The inward tide

Been thinking about what it means to be as inner-life oriented as I am.

For one thing, I am positive it is the main caused for my legendary clueless and absentminded nature. On a deep cognitive level, my mind heavily, heavily prioritizes inner processes over outer awareness. Thus, even when interacting with reality, my mind tries to get away with the absolute minimum about of outer awareness needed, and sometimes it goes too far.

Thus, for instance, the three or four times in my life I have gotten into trouble for walking right past someone who knew me and not knowing it, or responding when they say my name. They understandably think I just snubbed them, when in reality (that pesky place) I was just too wrapped up in my well developed (overdeveloped?) inner world to notice anything except the sidewalk beneath my feet. I sincerely did not notice them.

I would never snub someone deliberately unless they really, REALLY pissed me off.

And most of those times, it was someone who only knew me through my parents, and I wouldn’t have recognized them even if I had been exercising a paranoid schizophrenic level of awareness.

But that’s a different issue.

So basically, the rule is that at any moment, no matter how it looks on the outside, my mind is much more busy with what is happening on the inside than what is happening on the outside.

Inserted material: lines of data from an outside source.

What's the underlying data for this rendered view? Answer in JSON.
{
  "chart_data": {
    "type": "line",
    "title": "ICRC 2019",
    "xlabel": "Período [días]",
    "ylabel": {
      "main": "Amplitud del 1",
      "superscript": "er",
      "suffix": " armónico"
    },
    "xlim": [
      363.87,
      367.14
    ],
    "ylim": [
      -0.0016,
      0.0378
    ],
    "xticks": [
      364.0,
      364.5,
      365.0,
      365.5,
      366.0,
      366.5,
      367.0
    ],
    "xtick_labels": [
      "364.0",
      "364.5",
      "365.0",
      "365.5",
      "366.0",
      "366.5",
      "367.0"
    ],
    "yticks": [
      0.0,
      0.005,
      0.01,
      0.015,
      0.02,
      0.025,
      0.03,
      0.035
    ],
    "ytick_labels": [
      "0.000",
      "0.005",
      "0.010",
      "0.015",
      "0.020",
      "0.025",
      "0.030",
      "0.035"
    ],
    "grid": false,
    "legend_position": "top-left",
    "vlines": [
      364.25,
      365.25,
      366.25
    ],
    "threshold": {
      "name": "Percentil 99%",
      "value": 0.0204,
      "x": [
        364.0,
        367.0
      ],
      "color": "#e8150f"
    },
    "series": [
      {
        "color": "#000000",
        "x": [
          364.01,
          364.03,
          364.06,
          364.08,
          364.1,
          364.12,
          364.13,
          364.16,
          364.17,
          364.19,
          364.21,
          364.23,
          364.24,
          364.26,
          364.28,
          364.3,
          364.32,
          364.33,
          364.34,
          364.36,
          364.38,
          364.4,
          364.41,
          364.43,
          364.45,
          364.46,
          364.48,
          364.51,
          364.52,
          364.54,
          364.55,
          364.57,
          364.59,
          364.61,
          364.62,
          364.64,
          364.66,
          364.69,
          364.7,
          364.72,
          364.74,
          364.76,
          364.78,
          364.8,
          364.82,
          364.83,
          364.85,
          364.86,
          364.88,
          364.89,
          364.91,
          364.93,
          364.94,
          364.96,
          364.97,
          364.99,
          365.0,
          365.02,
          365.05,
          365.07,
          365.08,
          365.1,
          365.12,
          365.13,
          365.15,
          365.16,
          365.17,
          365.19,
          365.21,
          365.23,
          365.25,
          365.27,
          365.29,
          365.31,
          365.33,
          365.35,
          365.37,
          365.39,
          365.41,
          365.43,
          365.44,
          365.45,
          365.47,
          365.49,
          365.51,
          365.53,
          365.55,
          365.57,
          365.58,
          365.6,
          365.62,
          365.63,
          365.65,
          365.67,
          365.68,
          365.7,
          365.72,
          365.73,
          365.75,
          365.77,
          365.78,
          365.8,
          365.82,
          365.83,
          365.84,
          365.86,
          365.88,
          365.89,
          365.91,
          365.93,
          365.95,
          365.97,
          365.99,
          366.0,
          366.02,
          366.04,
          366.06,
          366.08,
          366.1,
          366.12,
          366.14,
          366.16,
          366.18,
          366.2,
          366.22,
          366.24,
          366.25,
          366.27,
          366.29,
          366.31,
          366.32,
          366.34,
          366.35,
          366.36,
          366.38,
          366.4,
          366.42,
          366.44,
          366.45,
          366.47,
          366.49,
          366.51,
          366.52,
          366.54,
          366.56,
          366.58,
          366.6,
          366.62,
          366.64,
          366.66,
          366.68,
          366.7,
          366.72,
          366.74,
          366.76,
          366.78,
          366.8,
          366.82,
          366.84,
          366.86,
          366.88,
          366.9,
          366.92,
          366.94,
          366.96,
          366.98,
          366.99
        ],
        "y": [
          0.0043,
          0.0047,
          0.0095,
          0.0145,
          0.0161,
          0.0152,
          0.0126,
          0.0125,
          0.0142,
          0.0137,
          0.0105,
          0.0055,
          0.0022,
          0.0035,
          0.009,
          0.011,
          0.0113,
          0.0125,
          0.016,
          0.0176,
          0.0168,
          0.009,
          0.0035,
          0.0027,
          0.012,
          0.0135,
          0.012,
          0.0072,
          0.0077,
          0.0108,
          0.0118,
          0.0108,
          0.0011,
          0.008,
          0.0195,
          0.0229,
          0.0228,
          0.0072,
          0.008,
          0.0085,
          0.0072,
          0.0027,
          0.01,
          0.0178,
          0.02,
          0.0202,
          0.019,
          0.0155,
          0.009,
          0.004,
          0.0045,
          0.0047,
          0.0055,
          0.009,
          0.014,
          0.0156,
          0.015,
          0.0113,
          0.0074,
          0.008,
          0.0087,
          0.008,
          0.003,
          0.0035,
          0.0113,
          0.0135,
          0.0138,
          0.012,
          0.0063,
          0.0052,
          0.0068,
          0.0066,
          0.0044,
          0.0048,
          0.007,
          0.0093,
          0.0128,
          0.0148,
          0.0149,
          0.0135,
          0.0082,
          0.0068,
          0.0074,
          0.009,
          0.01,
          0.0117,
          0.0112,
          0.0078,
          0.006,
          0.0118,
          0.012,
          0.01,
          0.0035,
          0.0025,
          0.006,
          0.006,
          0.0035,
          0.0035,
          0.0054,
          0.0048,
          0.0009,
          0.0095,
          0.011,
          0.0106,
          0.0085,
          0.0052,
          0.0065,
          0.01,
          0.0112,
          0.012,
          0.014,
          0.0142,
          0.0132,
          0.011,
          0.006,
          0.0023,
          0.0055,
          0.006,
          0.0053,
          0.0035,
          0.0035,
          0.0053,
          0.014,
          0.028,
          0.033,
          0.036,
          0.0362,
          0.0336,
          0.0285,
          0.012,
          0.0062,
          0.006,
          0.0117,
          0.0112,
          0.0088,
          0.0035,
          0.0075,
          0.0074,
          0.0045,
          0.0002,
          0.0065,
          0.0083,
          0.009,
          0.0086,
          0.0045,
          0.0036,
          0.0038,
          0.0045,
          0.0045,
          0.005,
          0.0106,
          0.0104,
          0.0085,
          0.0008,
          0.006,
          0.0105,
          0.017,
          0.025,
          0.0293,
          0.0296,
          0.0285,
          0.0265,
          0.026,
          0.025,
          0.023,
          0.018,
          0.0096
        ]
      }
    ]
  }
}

And the thing is, I don’t have a choice in the matter. Maybe I did have the choice during some formative stage long passed, but I literally cannot imagine what it would be like to be me without all that inner noise. I bitch now and again about how it makes it hard to sleep or relax, but to be honest, if it wasn’t there, I would not know how to handle it. It would be eerily quiet.

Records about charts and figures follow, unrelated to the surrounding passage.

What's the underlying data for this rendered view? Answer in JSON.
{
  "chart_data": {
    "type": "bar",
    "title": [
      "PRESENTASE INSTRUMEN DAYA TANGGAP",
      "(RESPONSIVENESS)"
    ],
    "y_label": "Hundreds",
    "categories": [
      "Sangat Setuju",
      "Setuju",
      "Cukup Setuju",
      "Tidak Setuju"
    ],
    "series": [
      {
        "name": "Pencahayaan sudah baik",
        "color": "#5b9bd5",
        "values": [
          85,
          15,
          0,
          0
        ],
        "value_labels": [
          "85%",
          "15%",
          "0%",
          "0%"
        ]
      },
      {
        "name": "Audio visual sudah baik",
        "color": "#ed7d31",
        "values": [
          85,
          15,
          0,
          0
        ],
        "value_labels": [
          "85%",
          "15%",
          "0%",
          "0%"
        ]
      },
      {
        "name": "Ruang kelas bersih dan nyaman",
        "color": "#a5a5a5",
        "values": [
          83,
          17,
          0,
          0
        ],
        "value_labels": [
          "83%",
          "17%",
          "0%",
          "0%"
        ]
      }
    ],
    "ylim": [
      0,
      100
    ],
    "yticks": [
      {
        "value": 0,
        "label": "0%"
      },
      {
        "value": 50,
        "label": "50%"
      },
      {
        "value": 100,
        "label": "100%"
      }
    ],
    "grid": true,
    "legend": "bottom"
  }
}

There have been times when I have tried my hardest to stay in the here and now, but the second I am distracted (far too easy a thing to do), my mind returns to its default position.

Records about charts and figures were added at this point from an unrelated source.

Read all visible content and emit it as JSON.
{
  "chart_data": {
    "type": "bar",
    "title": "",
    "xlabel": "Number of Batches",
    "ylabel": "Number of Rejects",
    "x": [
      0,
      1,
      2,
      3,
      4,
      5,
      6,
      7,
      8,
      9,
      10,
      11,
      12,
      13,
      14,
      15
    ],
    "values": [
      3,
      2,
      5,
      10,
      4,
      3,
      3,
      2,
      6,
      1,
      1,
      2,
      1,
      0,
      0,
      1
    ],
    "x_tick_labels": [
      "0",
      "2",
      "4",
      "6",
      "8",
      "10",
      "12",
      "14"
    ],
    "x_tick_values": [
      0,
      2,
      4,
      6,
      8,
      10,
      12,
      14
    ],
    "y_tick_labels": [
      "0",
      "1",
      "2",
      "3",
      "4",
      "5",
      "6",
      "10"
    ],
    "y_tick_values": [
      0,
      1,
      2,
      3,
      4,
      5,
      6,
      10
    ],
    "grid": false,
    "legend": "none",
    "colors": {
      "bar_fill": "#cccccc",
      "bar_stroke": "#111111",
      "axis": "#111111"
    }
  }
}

I think this is why I have never been very coordinated and hence never good at gym class. No matter how hard I tried to concentrate on what was going on, the inward tide pulled in the opposite direction and kept me from ever being sufficiently present in the world to make it work.

And of course, every time you try to interact with the real world and end up hurt and/or embarrassed, that reinforces the whole “inside the mind safe, outside the mind bad” message in your mind and you end up retreating even further into yourself.

This, you will recognize, is the exact opposite of the right way to react, and will only make the problem worse.

Thus I ended up as your typical clumsy, uncoordinated nerd. I walk through the world in a fog created by my mind to block my view of the outside world and thus remove the possibility of distracting stimuli taking precious mental CPU cycles away from all the ideas, emotions, thoughts, and processes of my inner life.

This is not without its advantages. Like I have said before, I can have many very deep trains of thought all operating at the same time, without any input from the conscious mind, who only finds out when the answer occurs to me in a wave of revelation.

Then that percentage of my brain capacity is released, and I feel a rush of release. And it feels amazingly good! Thus the process is validated and the search for the truth continues.

Inner concentration is also very good for creativity. So much of creativity requires the ability to listen to the world inside for the soft and subtle voice of inspiration, and obviously, us dreamy high interiority (love that word) types have a natural advantage in that sphere.

People of lower interiority can’t imagine how people like me live. They can’t imagine what it is that is going on in our minds that takes up so much of our mental bandwidth that it draws us out of reality. From their point of view, everything they do is conscious and deliberate and when they ask you “so what are you thinking about?” and you say “lots of things” or, worse, “everything… and nothing”, that’s a null register to them. They can’t comprehend it. To them, it sounds like you are deliberately giving them a vague nonanswer.

But it’s the truth. I have a lot going on in my mind all the time, but like an iceberg, most of it is underwater. Beneath my consciousness. So there can definitely be times when I am in one sense thinking about everything as my subconscious mind grinds away at the lifelong task of integrating everything I know into a single comprehensive world-view, but in order to aid this I have quieted my conscious mind almost completely, and thus I am in that sense thinking about nothing.

And I am lucky. I can articulate this truth. That’s because I am a highly verbal dreamer. In fact, it could be said that I interface with reality primary via words. That’s why I love intellectual conversation so much. It is exactly what I want (mental stimulation, connection to others) in a form that I can handle.

And with no tricky visual angle my poor eyes won’t be able to understand.

All this makes me return to the image of myself as leaving in a sprawling castle of ice, only getting news of the outside world via feeble signals that rarely penetrate the ice.

If it was not for things like the Internet and my friends, my worst nightmare might occur : me finally losing all touch with reality and thus totally at the mercy of my inner processes.

If only I could control that inward tide and make it do what I want, instead of being totally at its mercy. Then I would be able to clear my mind and find things in reality that are worth the trip out of the castle, and thus will give me experience where coming out lead to good and happy things.

Reality is full of wonderful things I’d enjoy, if only I set myself free.

I will talk to all you nice people against tomorrow.